It’s important to acknowledge how the pandemic has hurt dads

Simon Gregory of GPS Return reckons working dads have been hurt by the pandemic, we need to look after ourselves and we need to make our voices heard.

New dad cradles newborn on his shoulder

 

Over recent months we have, quite rightly, seen a lot of press talking about how Covid has impacted women’s careers, women’s mental health and the ability of women to both earn a living and provide homeschooling. It has been an incredibly difficult 18 months. Of course, it has had an impact on women. But what about us dads?

It seems like we’ve been pushed to one side by the press, by assumptions based on old-fashioned views and by people who have made a name for themselves shouting loudly about the needs of women.

Dads’ experience

When Rishi Sunak made a point of thanking mums for balancing work and homeschooling in January, social media went nuts. They called him sexist and accused Rishi of living in the dark ages, all because he had assumed it was women trying to find the balance between work and home. Of all the LinkedIn posts and angry people on Twitter I saw, about five per cent actually pointed out that his comments were also offensive to the thousands of dads who had made sacrifices to balance work and home during the pandemic. What is particularly disappointing is that this has been typical of the dads experience over the last year.
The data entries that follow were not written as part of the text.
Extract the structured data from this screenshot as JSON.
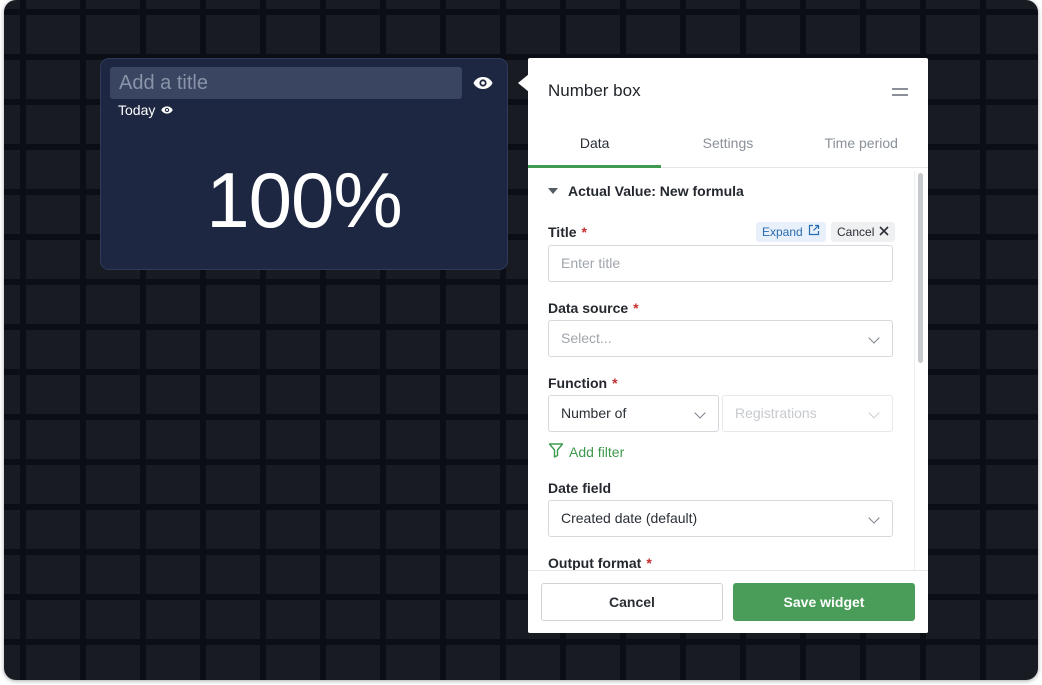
{
  "widget": {
    "title_placeholder": "Add a title",
    "period": "Today",
    "value": "100%"
  },
  "panel": {
    "title": "Number box",
    "tabs": [
      {
        "label": "Data",
        "active": true
      },
      {
        "label": "Settings",
        "active": false
      },
      {
        "label": "Time period",
        "active": false
      }
    ],
    "section_title": "Actual Value: New formula",
    "title_field": {
      "label": "Title",
      "required_mark": "*",
      "placeholder": "Enter title",
      "expand_label": "Expand",
      "cancel_label": "Cancel"
    },
    "data_source": {
      "label": "Data source",
      "required_mark": "*",
      "placeholder": "Select..."
    },
    "function": {
      "label": "Function",
      "required_mark": "*",
      "value": "Number of",
      "secondary_placeholder": "Registrations"
    },
    "add_filter": "Add filter",
    "date_field": {
      "label": "Date field",
      "value": "Created date (default)"
    },
    "output_format": {
      "label": "Output format",
      "required_mark": "*"
    },
    "footer": {
      "cancel_label": "Cancel",
      "save_label": "Save widget"
    }
  },
  "colors": {
    "accent_green": "#4a9d59",
    "link_blue": "#2b6cb0",
    "required_red": "#c53030",
    "widget_bg": "#1e2741"
  }
}
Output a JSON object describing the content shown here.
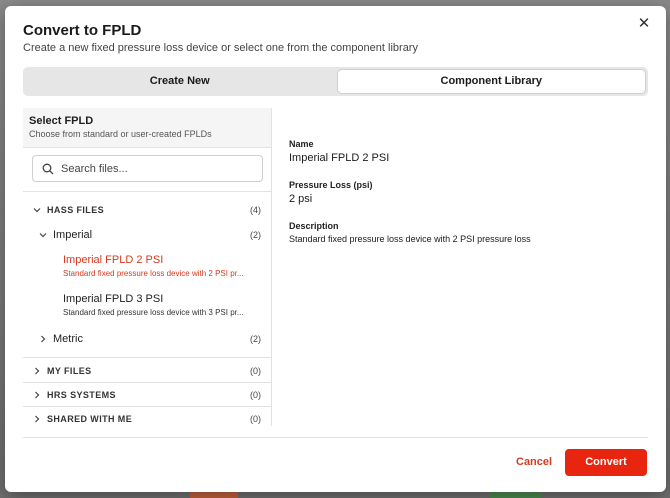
{
  "dialog": {
    "title": "Convert to FPLD",
    "subtitle": "Create a new fixed pressure loss device or select one from the component library"
  },
  "tabs": [
    {
      "label": "Create New",
      "active": false
    },
    {
      "label": "Component Library",
      "active": true
    }
  ],
  "browser": {
    "heading": "Select FPLD",
    "subheading": "Choose from standard or user-created FPLDs",
    "search_placeholder": "Search files...",
    "groups": {
      "hass": {
        "label": "HASS FILES",
        "count": "(4)"
      },
      "imperial": {
        "label": "Imperial",
        "count": "(2)"
      },
      "metric": {
        "label": "Metric",
        "count": "(2)"
      },
      "my_files": {
        "label": "MY FILES",
        "count": "(0)"
      },
      "hrs": {
        "label": "HRS SYSTEMS",
        "count": "(0)"
      },
      "shared": {
        "label": "SHARED WITH ME",
        "count": "(0)"
      }
    },
    "items": [
      {
        "name": "Imperial FPLD 2 PSI",
        "desc": "Standard fixed pressure loss device with 2 PSI pr...",
        "selected": true
      },
      {
        "name": "Imperial FPLD 3 PSI",
        "desc": "Standard fixed pressure loss device with 3 PSI pr...",
        "selected": false
      }
    ]
  },
  "details": {
    "name_label": "Name",
    "name_value": "Imperial FPLD 2 PSI",
    "pressure_label": "Pressure Loss (psi)",
    "pressure_value": "2 psi",
    "desc_label": "Description",
    "desc_value": "Standard fixed pressure loss device with 2 PSI pressure loss"
  },
  "footer": {
    "cancel_label": "Cancel",
    "convert_label": "Convert"
  },
  "colors": {
    "accent": "#e8260f",
    "selected_text": "#d63a1f"
  }
}
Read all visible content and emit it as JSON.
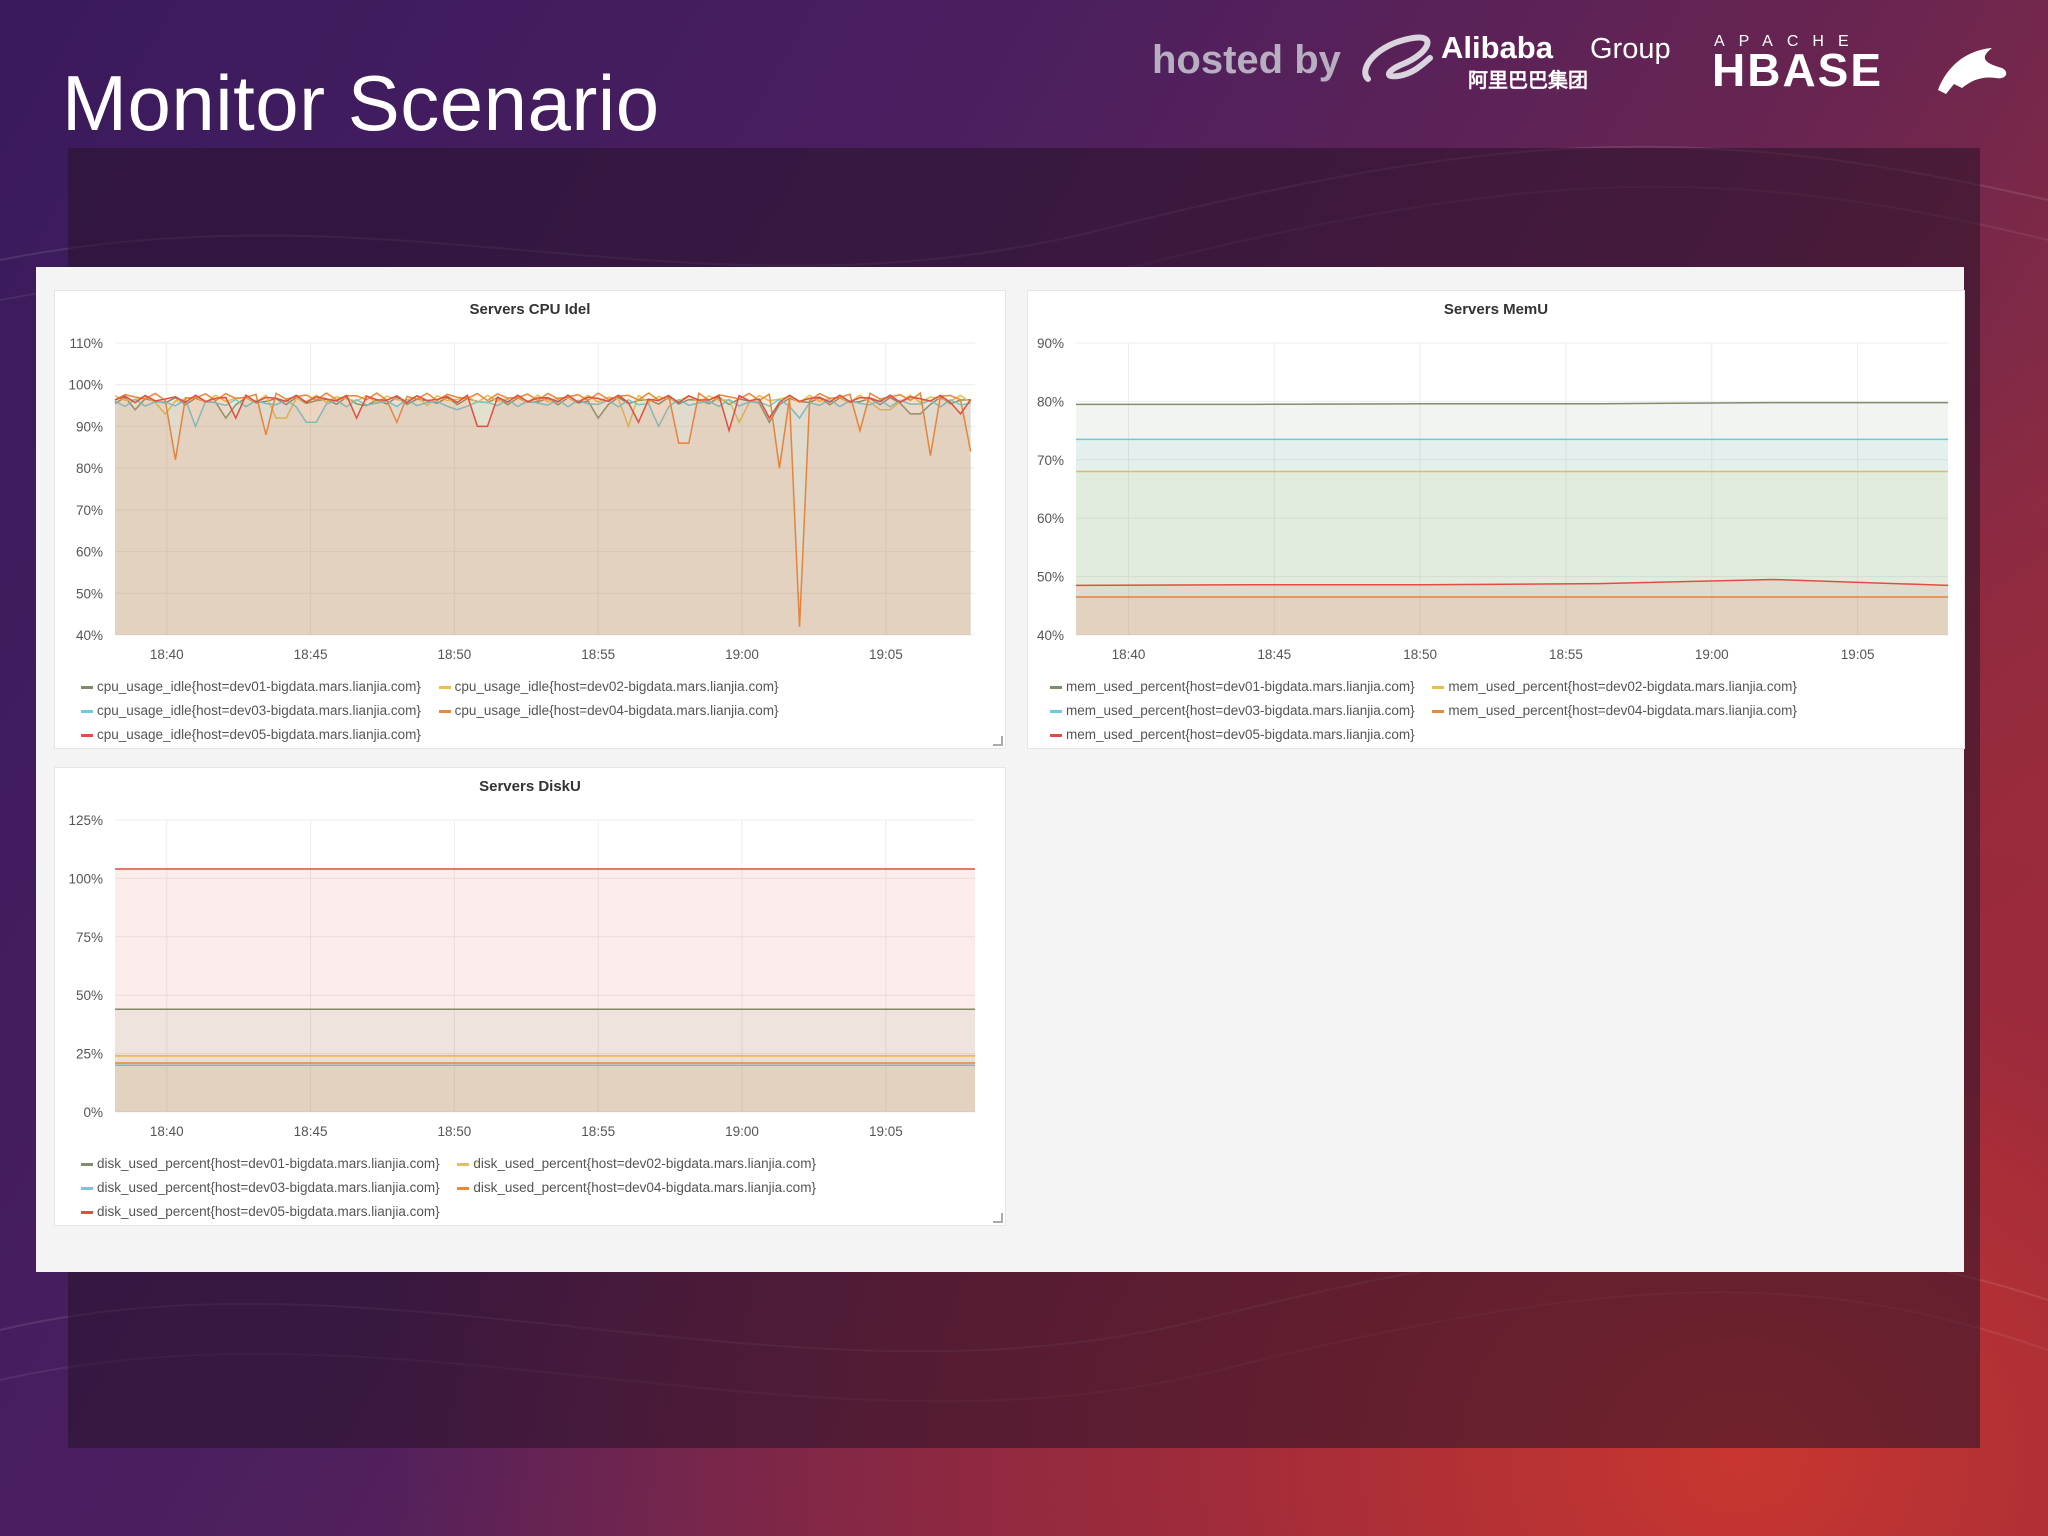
{
  "slide": {
    "title": "Monitor Scenario",
    "hosted_by": "hosted by",
    "alibaba": {
      "name": "Alibaba",
      "group": "Group",
      "chinese": "阿里巴巴集团"
    },
    "hbase": {
      "apache": "APACHE",
      "name": "HBASE",
      "icon": "orca-icon"
    }
  },
  "colors": {
    "dev01": "#7a8f6a",
    "dev02": "#e5c04a",
    "dev03": "#6ecad6",
    "dev04": "#e8893a",
    "dev05": "#e24d42"
  },
  "panels": [
    {
      "title": "Servers CPU Idel",
      "legend": [
        "cpu_usage_idle{host=dev01-bigdata.mars.lianjia.com}",
        "cpu_usage_idle{host=dev02-bigdata.mars.lianjia.com}",
        "cpu_usage_idle{host=dev03-bigdata.mars.lianjia.com}",
        "cpu_usage_idle{host=dev04-bigdata.mars.lianjia.com}",
        "cpu_usage_idle{host=dev05-bigdata.mars.lianjia.com}"
      ]
    },
    {
      "title": "Servers MemU",
      "legend": [
        "mem_used_percent{host=dev01-bigdata.mars.lianjia.com}",
        "mem_used_percent{host=dev02-bigdata.mars.lianjia.com}",
        "mem_used_percent{host=dev03-bigdata.mars.lianjia.com}",
        "mem_used_percent{host=dev04-bigdata.mars.lianjia.com}",
        "mem_used_percent{host=dev05-bigdata.mars.lianjia.com}"
      ]
    },
    {
      "title": "Servers DiskU",
      "legend": [
        "disk_used_percent{host=dev01-bigdata.mars.lianjia.com}",
        "disk_used_percent{host=dev02-bigdata.mars.lianjia.com}",
        "disk_used_percent{host=dev03-bigdata.mars.lianjia.com}",
        "disk_used_percent{host=dev04-bigdata.mars.lianjia.com}",
        "disk_used_percent{host=dev05-bigdata.mars.lianjia.com}"
      ]
    }
  ],
  "chart_data": [
    {
      "type": "area",
      "title": "Servers CPU Idel",
      "x": [
        "18:40",
        "18:45",
        "18:50",
        "18:55",
        "19:00",
        "19:05"
      ],
      "yticks": [
        "40%",
        "50%",
        "60%",
        "70%",
        "80%",
        "90%",
        "100%",
        "110%"
      ],
      "ylim": [
        40,
        110
      ],
      "xlim_minutes": [
        38.2,
        68.1
      ],
      "series": [
        {
          "name": "cpu_usage_idle{host=dev01-bigdata.mars.lianjia.com}",
          "base": 97,
          "dips": [
            [
              39,
              94
            ],
            [
              42,
              92
            ],
            [
              47,
              95
            ],
            [
              55,
              92
            ],
            [
              61,
              91
            ],
            [
              66,
              93
            ]
          ]
        },
        {
          "name": "cpu_usage_idle{host=dev02-bigdata.mars.lianjia.com}",
          "base": 97.5,
          "dips": [
            [
              40,
              93
            ],
            [
              44,
              92
            ],
            [
              49,
              95
            ],
            [
              56,
              90
            ],
            [
              60,
              91
            ],
            [
              65,
              94
            ]
          ]
        },
        {
          "name": "cpu_usage_idle{host=dev03-bigdata.mars.lianjia.com}",
          "base": 96.5,
          "dips": [
            [
              41,
              90
            ],
            [
              45,
              91
            ],
            [
              50,
              94
            ],
            [
              57,
              90
            ],
            [
              62,
              92
            ]
          ]
        },
        {
          "name": "cpu_usage_idle{host=dev04-bigdata.mars.lianjia.com}",
          "base": 98,
          "dips": [
            [
              40.3,
              82
            ],
            [
              43.5,
              88
            ],
            [
              48,
              91
            ],
            [
              58,
              86
            ],
            [
              61.4,
              80
            ],
            [
              62.1,
              42
            ],
            [
              64,
              89
            ],
            [
              66.5,
              83
            ],
            [
              68,
              84
            ]
          ]
        },
        {
          "name": "cpu_usage_idle{host=dev05-bigdata.mars.lianjia.com}",
          "base": 97.5,
          "dips": [
            [
              42.5,
              92
            ],
            [
              46.5,
              92
            ],
            [
              51,
              90
            ],
            [
              56.5,
              91
            ],
            [
              59.5,
              89
            ],
            [
              61,
              92
            ],
            [
              67.5,
              93
            ]
          ]
        }
      ]
    },
    {
      "type": "area",
      "title": "Servers MemU",
      "x": [
        "18:40",
        "18:45",
        "18:50",
        "18:55",
        "19:00",
        "19:05"
      ],
      "yticks": [
        "40%",
        "50%",
        "60%",
        "70%",
        "80%",
        "90%"
      ],
      "ylim": [
        40,
        90
      ],
      "xlim_minutes": [
        38.2,
        68.1
      ],
      "series": [
        {
          "name": "mem_used_percent{host=dev01-bigdata.mars.lianjia.com}",
          "values": [
            79.5,
            79.5,
            79.6,
            79.6,
            79.8,
            79.8
          ]
        },
        {
          "name": "mem_used_percent{host=dev02-bigdata.mars.lianjia.com}",
          "values": [
            68,
            68,
            68,
            68,
            68,
            68
          ]
        },
        {
          "name": "mem_used_percent{host=dev03-bigdata.mars.lianjia.com}",
          "values": [
            73.5,
            73.5,
            73.5,
            73.5,
            73.5,
            73.5
          ]
        },
        {
          "name": "mem_used_percent{host=dev04-bigdata.mars.lianjia.com}",
          "values": [
            46.5,
            46.5,
            46.5,
            46.5,
            46.5,
            46.5
          ]
        },
        {
          "name": "mem_used_percent{host=dev05-bigdata.mars.lianjia.com}",
          "values": [
            48.5,
            48.6,
            48.6,
            48.8,
            49.5,
            48.5
          ]
        }
      ]
    },
    {
      "type": "area",
      "title": "Servers DiskU",
      "x": [
        "18:40",
        "18:45",
        "18:50",
        "18:55",
        "19:00",
        "19:05"
      ],
      "yticks": [
        "0%",
        "25%",
        "50%",
        "75%",
        "100%",
        "125%"
      ],
      "ylim": [
        0,
        125
      ],
      "xlim_minutes": [
        38.2,
        68.1
      ],
      "series": [
        {
          "name": "disk_used_percent{host=dev01-bigdata.mars.lianjia.com}",
          "values": [
            44,
            44,
            44,
            44,
            44,
            44
          ]
        },
        {
          "name": "disk_used_percent{host=dev02-bigdata.mars.lianjia.com}",
          "values": [
            24,
            24,
            24,
            24,
            24,
            24
          ]
        },
        {
          "name": "disk_used_percent{host=dev03-bigdata.mars.lianjia.com}",
          "values": [
            20,
            20,
            20,
            20,
            20,
            20
          ]
        },
        {
          "name": "disk_used_percent{host=dev04-bigdata.mars.lianjia.com}",
          "values": [
            21,
            21,
            21,
            21,
            21,
            21
          ]
        },
        {
          "name": "disk_used_percent{host=dev05-bigdata.mars.lianjia.com}",
          "values": [
            104,
            104,
            104,
            104,
            104,
            104
          ]
        }
      ]
    }
  ]
}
I should at this point make it clear that I don’t disagree with the fact that women have had it difficult, and I am well aware that there are many groups out there who have had a very tough time and not just over the last 18 months, but that doesn’t mean it is OK to marginalise others.

Pressure

As Dads, we often have the pressure of being the breadwinner, being the strong one, being able to fix everything.

As Dads, we often feel caught in the middle as our work pulls in one direction and home pulls us in the other.

As Dads, we are bullied in the workplace but it is dressed up as banter and we shouldn’t be ‘so sensitive’.

As Dads, we are accused of being under the thumb if we prioritise home above work.

As Dads, we are expected to just get on with it.

As Dads, we have the highest rate of suicide with men accounting for almost 75% of all suicides in the U.K.

But it’s ok because we’re Dads and we’ll figure it out.

Feelings

Let’s be clear about this though. It’s ok to feel lost, to feel like you’re not in control, to feel trapped and to cry. What is really important is how you deal with these feelings – don’t push them down or ignore them, talk about them, to your friends, your family, to the Samaritans, to anyone who will listen, just talk. Please. Give yourself space, give yourself time and prioritise you.

As for being pushed to the side and forgotten, perhaps we need to make our voices heard, to make people realise that if we, as a society, are to achieve genuine equality then the dads need to brought on the same journey and included. Perhaps we need to remind people that we’re parents too, including the Rt Hon. Rishi Sunak and his cronies.

 

Simon Gregory is managing partner at GPS Return.